Tendo apresentado esse histórico, queremos demarcar que a educação infantil, etapa inicial da educação básica, tem como finalidade garantir que a criança de até 5 (cinco) anos possa ser no âmbito das instituições, simultaneamente, educada e cuidada. Ou seja, o educar e o cuidar não são vistos de modo desarticulado. A criança é educada enquanto é cuidada e vice versa. A esse respeito Cerisara (1999), por exemplo, defende a indissociabilidade do cuidar e do educar. A autora afirma que as atividades desenvolvidas na primeira etapa da educação básica não sejam restritas à transmissão de conhecimentos ou reprodução e antecipação de práticas ditas como pedagógicas, mas que se valorize o cuidar como importante na prática da educação infantil. Nesse sentido, segundo a autora, o trabalho com as crianças em diferentes contextos educativos deve envolver:

[…] todos os processos de constituição da criança em suas dimensões intelectuais, sociais, emocionais, expressivas, culturais, interacionais. Portanto, as instituições de educação infantil devem buscar delinear as suas especificidades, sem perder de vista que o trabalho a ser realizado com as crianças deve assumir um caráter de intencionalidade e de sistematização, sem cair na reprodução das práticas familiares, hospitalares ou escolares. (CERISARA, 1999, p. 16).

O posicionamento de Cerisara (1999) confirma a educação infantil como uma etapa da educação que respeita os direitos fundamentais das crianças. Campos (1994) reafirma a importância dos dois pilares em caráter integrado. Segundo ela a “[…] noção de ‘cuidado’ que tem sido usada para incluir todas as atividades ligadas à proteção e apoio necessárias ao cotidiano de qualquer criança: alimentar, lavar, trocar, curar, proteger, consolar, enfim, ‘cuidar’, todas fazendo parte integrante do que chamamos de ‘educar’” (CAMPOS, 1994, p. 34).

É nesse sentido, ou seja, de articulação e indissociabilidade (cuidar/educar) que defendemos o trabalho nas instituições de educação infantil. Essa postura ajuda no reconhecimento das crianças em sua integralidade e como sujeitos de direitos. Pois, a dicotomia, propagada ao longo do atendimento à infância e ainda nos dias de hoje, fortalece uma concepção assistencialista de atendimento à criança. Portanto, é necessário pensar a superação da dicotomia fortalecendo uma concepção de educação infantil dual em que cuidar e educar estão interrelacionados nas práticas institucionais.

Defendemos a necessidade de recuperar e reintegrar esses aspectos (cuidar/educar) considerando que todas as crianças possuem necessidades e têm direito de serem cuidadas e educadas. Em relação ao dia a dia nas creches e pré-escolas, Campos (2008) ressalta:

Os diversos momentos e situações vividas ocorrem em um contexto muito mais informal, sem contornos nítidos que separem as atividades por sua natureza educativa, de cuidado ou de proteção. Tudo acontece de maneira integrada e a organização do tempo e do espaço deve permitir que o cotidiano ofereça oportunidades de desenvolvimento, de socialização e de interação às crianças, de acordo com suas possibilidades e necessidades. (CAMPOS, 2008, p. 127).

Assim, compreendendo que o dia a dia da criança nas creches e pré-escolas não se passa da mesma forma que na escola de ensino fundamental, defendemos que todos os profissionais que atuam na educação infantil “[…] necessitam de um novo tipo de formação, baseada numa concepção integrada de desenvolvimento e educação infantil, que não hierarquize atividades de cuidado e educação e não as segmente em espaços, horários e responsabilidades profissionais diferentes” (CAMPOS, 1994, p. 37).
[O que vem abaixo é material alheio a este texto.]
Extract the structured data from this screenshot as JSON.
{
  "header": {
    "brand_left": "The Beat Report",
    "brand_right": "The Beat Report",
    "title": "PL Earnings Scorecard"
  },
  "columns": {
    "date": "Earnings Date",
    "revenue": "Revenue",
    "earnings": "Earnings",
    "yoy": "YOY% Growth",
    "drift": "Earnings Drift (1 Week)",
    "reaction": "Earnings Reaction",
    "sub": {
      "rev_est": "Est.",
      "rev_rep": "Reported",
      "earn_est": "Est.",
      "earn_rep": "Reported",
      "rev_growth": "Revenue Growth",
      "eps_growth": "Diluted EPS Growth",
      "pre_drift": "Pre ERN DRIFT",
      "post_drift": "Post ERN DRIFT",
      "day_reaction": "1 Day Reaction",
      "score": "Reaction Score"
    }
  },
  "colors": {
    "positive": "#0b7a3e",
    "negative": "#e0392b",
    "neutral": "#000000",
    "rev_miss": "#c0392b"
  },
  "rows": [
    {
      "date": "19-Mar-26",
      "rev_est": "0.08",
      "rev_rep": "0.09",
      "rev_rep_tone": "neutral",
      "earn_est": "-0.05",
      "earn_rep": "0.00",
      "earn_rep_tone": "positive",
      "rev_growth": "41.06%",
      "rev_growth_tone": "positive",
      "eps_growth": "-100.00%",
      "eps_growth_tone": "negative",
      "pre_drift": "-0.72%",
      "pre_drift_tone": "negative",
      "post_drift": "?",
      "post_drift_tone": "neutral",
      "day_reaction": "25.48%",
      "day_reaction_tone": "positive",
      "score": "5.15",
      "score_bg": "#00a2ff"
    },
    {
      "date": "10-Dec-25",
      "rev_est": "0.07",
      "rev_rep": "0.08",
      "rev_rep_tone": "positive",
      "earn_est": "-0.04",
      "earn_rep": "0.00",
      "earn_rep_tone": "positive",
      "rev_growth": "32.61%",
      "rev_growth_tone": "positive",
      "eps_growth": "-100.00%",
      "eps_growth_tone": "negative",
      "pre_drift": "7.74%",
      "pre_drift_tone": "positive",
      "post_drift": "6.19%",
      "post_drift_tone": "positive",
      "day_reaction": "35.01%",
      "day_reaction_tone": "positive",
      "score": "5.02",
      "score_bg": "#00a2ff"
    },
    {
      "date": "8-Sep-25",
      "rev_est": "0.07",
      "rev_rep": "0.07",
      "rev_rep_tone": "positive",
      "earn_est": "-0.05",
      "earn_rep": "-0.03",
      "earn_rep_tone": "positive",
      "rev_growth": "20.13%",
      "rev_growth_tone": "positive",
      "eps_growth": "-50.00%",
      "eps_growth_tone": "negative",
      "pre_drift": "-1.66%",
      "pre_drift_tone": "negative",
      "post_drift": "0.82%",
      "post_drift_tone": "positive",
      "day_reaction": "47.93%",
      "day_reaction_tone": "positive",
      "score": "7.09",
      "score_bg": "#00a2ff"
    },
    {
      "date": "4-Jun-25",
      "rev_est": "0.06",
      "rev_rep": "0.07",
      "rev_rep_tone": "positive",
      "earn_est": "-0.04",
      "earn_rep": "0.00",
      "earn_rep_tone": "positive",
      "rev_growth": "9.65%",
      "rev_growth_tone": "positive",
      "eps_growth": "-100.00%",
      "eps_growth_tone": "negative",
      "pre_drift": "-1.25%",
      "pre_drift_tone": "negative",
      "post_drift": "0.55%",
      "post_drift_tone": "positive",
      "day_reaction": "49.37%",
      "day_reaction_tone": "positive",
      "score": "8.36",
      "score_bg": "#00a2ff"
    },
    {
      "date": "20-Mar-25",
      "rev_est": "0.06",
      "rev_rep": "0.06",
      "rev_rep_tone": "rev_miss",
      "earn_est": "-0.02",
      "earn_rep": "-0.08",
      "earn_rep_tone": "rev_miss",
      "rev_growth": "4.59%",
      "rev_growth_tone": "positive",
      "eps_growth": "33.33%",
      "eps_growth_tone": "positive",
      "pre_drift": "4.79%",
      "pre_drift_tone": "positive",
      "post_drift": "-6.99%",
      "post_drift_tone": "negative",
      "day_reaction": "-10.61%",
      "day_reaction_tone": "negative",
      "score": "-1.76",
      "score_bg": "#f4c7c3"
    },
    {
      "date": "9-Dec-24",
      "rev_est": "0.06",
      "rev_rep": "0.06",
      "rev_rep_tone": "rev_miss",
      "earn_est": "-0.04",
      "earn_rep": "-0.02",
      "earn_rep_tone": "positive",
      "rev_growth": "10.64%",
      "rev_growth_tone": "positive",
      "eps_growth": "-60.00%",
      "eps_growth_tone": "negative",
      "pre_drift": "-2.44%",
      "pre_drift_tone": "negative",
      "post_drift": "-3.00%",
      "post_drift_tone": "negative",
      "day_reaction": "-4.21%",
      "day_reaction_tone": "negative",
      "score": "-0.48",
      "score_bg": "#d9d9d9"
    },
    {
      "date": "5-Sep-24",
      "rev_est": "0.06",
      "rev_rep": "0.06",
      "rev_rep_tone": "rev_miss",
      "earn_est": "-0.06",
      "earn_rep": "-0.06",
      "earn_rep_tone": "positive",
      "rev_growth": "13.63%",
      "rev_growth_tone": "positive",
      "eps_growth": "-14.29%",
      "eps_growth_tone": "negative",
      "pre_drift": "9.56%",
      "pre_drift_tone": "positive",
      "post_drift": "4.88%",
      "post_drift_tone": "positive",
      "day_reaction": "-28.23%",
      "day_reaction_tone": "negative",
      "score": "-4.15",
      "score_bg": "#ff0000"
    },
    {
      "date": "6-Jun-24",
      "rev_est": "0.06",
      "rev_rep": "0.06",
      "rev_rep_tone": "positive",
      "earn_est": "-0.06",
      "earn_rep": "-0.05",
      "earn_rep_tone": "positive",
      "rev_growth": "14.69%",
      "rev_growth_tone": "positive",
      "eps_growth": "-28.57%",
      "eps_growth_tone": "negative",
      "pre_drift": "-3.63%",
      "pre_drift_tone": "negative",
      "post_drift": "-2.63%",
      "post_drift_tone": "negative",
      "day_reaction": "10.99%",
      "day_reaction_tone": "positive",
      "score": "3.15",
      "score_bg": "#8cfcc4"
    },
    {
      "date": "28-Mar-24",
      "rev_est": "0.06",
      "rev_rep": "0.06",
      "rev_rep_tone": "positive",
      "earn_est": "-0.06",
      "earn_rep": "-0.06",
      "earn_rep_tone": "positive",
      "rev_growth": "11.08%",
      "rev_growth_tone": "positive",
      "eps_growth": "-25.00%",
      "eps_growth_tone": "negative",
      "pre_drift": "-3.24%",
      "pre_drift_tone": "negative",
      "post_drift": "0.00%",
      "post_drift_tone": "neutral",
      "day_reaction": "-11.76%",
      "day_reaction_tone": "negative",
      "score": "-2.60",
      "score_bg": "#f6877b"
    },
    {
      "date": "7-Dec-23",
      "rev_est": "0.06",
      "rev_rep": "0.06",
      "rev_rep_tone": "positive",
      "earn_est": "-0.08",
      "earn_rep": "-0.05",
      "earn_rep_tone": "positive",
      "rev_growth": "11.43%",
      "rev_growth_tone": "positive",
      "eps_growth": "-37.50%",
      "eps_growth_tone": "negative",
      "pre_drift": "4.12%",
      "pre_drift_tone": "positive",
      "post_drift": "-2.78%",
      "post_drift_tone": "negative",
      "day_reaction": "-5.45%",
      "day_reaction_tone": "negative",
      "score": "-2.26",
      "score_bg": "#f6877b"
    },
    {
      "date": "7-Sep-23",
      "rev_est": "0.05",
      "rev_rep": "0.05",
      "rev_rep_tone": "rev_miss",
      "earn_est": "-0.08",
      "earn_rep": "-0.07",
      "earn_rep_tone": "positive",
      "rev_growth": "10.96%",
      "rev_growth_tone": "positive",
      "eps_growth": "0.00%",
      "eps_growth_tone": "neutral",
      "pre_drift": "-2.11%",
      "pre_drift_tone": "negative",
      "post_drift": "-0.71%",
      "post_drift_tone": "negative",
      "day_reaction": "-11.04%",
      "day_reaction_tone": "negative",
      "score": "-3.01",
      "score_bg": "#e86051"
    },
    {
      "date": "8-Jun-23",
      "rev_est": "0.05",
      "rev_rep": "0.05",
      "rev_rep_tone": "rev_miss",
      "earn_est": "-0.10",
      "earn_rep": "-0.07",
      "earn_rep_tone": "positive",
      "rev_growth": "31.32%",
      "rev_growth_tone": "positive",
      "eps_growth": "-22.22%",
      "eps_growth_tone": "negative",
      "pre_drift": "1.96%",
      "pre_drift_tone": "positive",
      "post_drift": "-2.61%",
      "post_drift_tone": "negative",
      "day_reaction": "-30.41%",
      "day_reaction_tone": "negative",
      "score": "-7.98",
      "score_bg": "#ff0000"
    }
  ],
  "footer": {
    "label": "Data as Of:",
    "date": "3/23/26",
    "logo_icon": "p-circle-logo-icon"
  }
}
Como percebemos, nos últimos 30 anos o atendimento às crianças sofreu modificações significativas e passou, pelo menos, no âmbito formal, de assistencialismo para educação, de favor para dever do Estado e direito da criança. Assim, entendemos que a apresentação desse histórico foi relevante para a compreensão do objeto estudado: as representações sociais de educação infantil construídas pelos ADIs.